Categories
Etymology

On the scent of a stinky etymology

Q: Is the term “P.U.” (meaning distasteful or smelly) an abbreviation for something?

A: No, “P.U.” isn’t an abbreviation for two words beginning with “p” and “u.” The initials are merely a phonetic rendering of the exclamation people make when they smell something bad.

The Oxford English Dictionary says the exclamation has been spelled many different ways since it first showed up in 1604: “pue,” “peuh,” “peugh,” “pyoo,” and “pew.”

The word is pronounced PYOO, but it’s often stretched into two syllables for emphasis: pee-YOO.

Although the OED doesn’t list “P.U.” as one of the spellings, it seems all but certain to us that the initials represent the two-syllable pronunciation.

The OED, which uses the “pew” spelling for its entry, defines the exclamation as an expression of “contempt, disgust, or derision.”

The dictionary doesn’t specifically mention disgust caused by a bad smell, though that’s how we usually hear the exclamation used today. In fact, the most recent OED citation uses the term this way.
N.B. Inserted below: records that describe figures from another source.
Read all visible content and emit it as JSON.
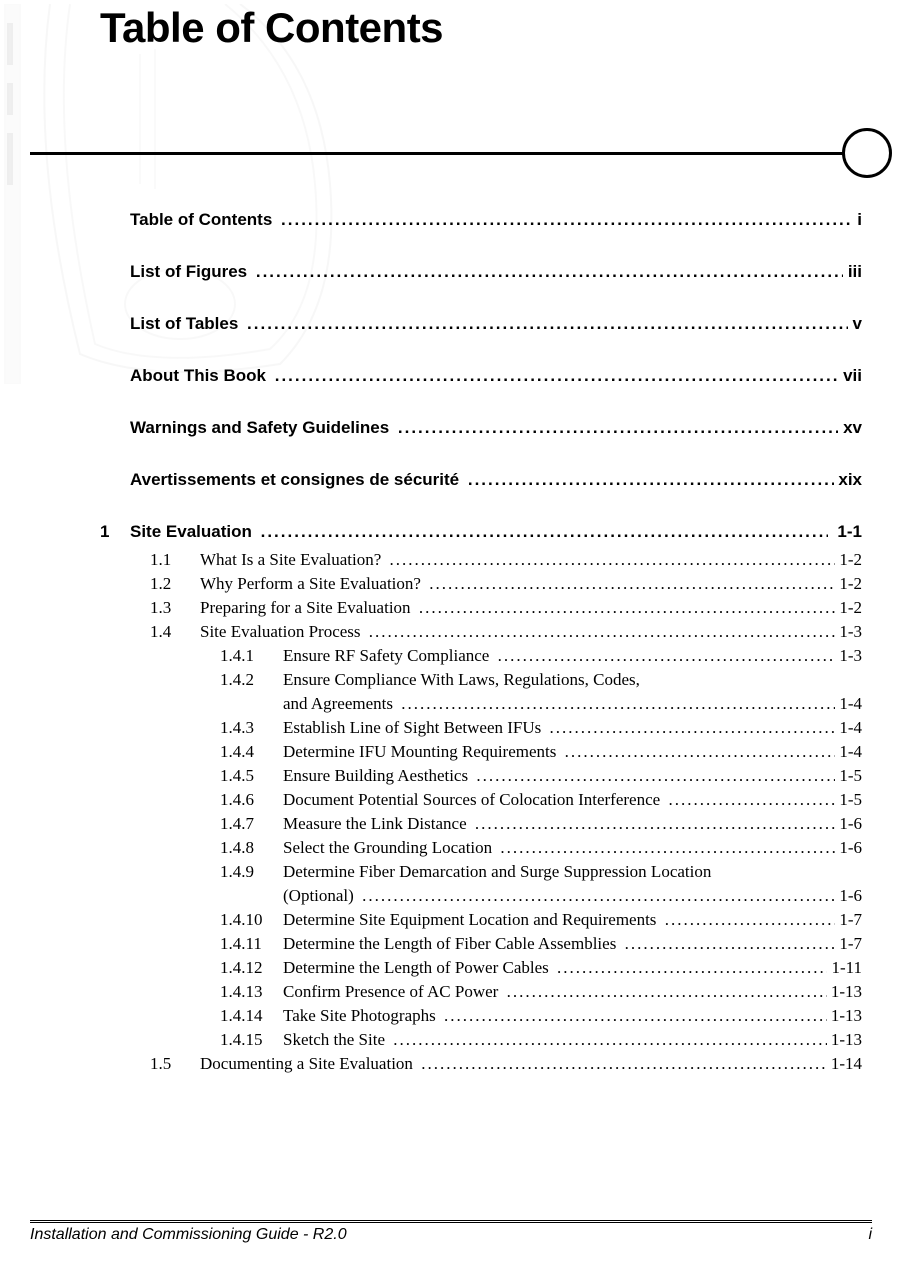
{
  "title": "Table of Contents",
  "front": [
    {
      "label": "Table of Contents",
      "page": "i"
    },
    {
      "label": "List of Figures",
      "page": "iii"
    },
    {
      "label": "List of Tables",
      "page": "v"
    },
    {
      "label": "About This Book",
      "page": "vii"
    },
    {
      "label": "Warnings and Safety Guidelines",
      "page": "xv"
    },
    {
      "label": "Avertissements et consignes de sécurité",
      "page": "xix"
    }
  ],
  "chapter": {
    "num": "1",
    "label": "Site Evaluation",
    "page": "1-1"
  },
  "sections": [
    {
      "num": "1.1",
      "label": "What Is a Site Evaluation?",
      "page": "1-2"
    },
    {
      "num": "1.2",
      "label": "Why Perform a Site Evaluation?",
      "page": "1-2"
    },
    {
      "num": "1.3",
      "label": "Preparing for a Site Evaluation",
      "page": "1-2"
    },
    {
      "num": "1.4",
      "label": "Site Evaluation Process",
      "page": "1-3"
    }
  ],
  "subsections": [
    {
      "num": "1.4.1",
      "label": "Ensure RF Safety Compliance",
      "page": "1-3"
    },
    {
      "num": "1.4.2",
      "label": "Ensure Compliance With Laws, Regulations, Codes,",
      "cont": "and Agreements",
      "page": "1-4"
    },
    {
      "num": "1.4.3",
      "label": "Establish Line of Sight Between IFUs",
      "page": "1-4"
    },
    {
      "num": "1.4.4",
      "label": "Determine IFU Mounting Requirements",
      "page": "1-4"
    },
    {
      "num": "1.4.5",
      "label": "Ensure Building Aesthetics",
      "page": "1-5"
    },
    {
      "num": "1.4.6",
      "label": "Document Potential Sources of Colocation Interference",
      "page": "1-5"
    },
    {
      "num": "1.4.7",
      "label": "Measure the Link Distance",
      "page": "1-6"
    },
    {
      "num": "1.4.8",
      "label": "Select the Grounding Location",
      "page": "1-6"
    },
    {
      "num": "1.4.9",
      "label": "Determine Fiber Demarcation and Surge Suppression Location",
      "cont": "(Optional)",
      "page": "1-6"
    },
    {
      "num": "1.4.10",
      "label": "Determine Site Equipment Location and Requirements",
      "page": "1-7"
    },
    {
      "num": "1.4.11",
      "label": "Determine the Length of Fiber Cable Assemblies",
      "page": "1-7"
    },
    {
      "num": "1.4.12",
      "label": "Determine the Length of Power Cables",
      "page": "1-11"
    },
    {
      "num": "1.4.13",
      "label": "Confirm Presence of AC Power",
      "page": "1-13"
    },
    {
      "num": "1.4.14",
      "label": "Take Site Photographs",
      "page": "1-13"
    },
    {
      "num": "1.4.15",
      "label": "Sketch the Site",
      "page": "1-13"
    }
  ],
  "sections_after": [
    {
      "num": "1.5",
      "label": "Documenting a Site Evaluation",
      "page": "1-14"
    }
  ],
  "footer": {
    "left": "Installation and Commissioning Guide - R2.0",
    "right": "i"
  },
  "colors": {
    "background": "#ffffff",
    "text": "#000000",
    "graphic": "#4a4a4a"
  }
}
The quotation is from Sue Miller’s novel Family Pictures (1990), and refers to the tobacco smell in the narrator’s hair after she visits her therapist:

“Sometimes when I saw my boyfriend right afterward, he’d pull his head back from my stinky hair and say, ‘Pew: therapy!’ ”

For some reason, the latest standard dictionaries ignore humble “pew.”

But our old copy of the unabridged Webster’s New International Dictionary (2nd ed.), printed in 1956, has it, along with the alternative spelling “peugh.” It’s defined as an interjection for conveying “disgust, as at a stench.”

And by the way, “pew” in its various guises is not to be confused with another interjection, “phew,” which also dates back to 1604 and which the OED defines as “expressing impatience, disgust, weariness, discomfort, or (now often) relief.”

Nor should we confuse it with “pooh,” first recorded in 1600 as an expression of “impatience, contempt, disdain, etc.”

However, “pooh,” is sometimes used like “pew” to show “disgust at an unpleasant smell,” as in this 2004 citation from the Guardian: “Pooh, that smells a bit off!”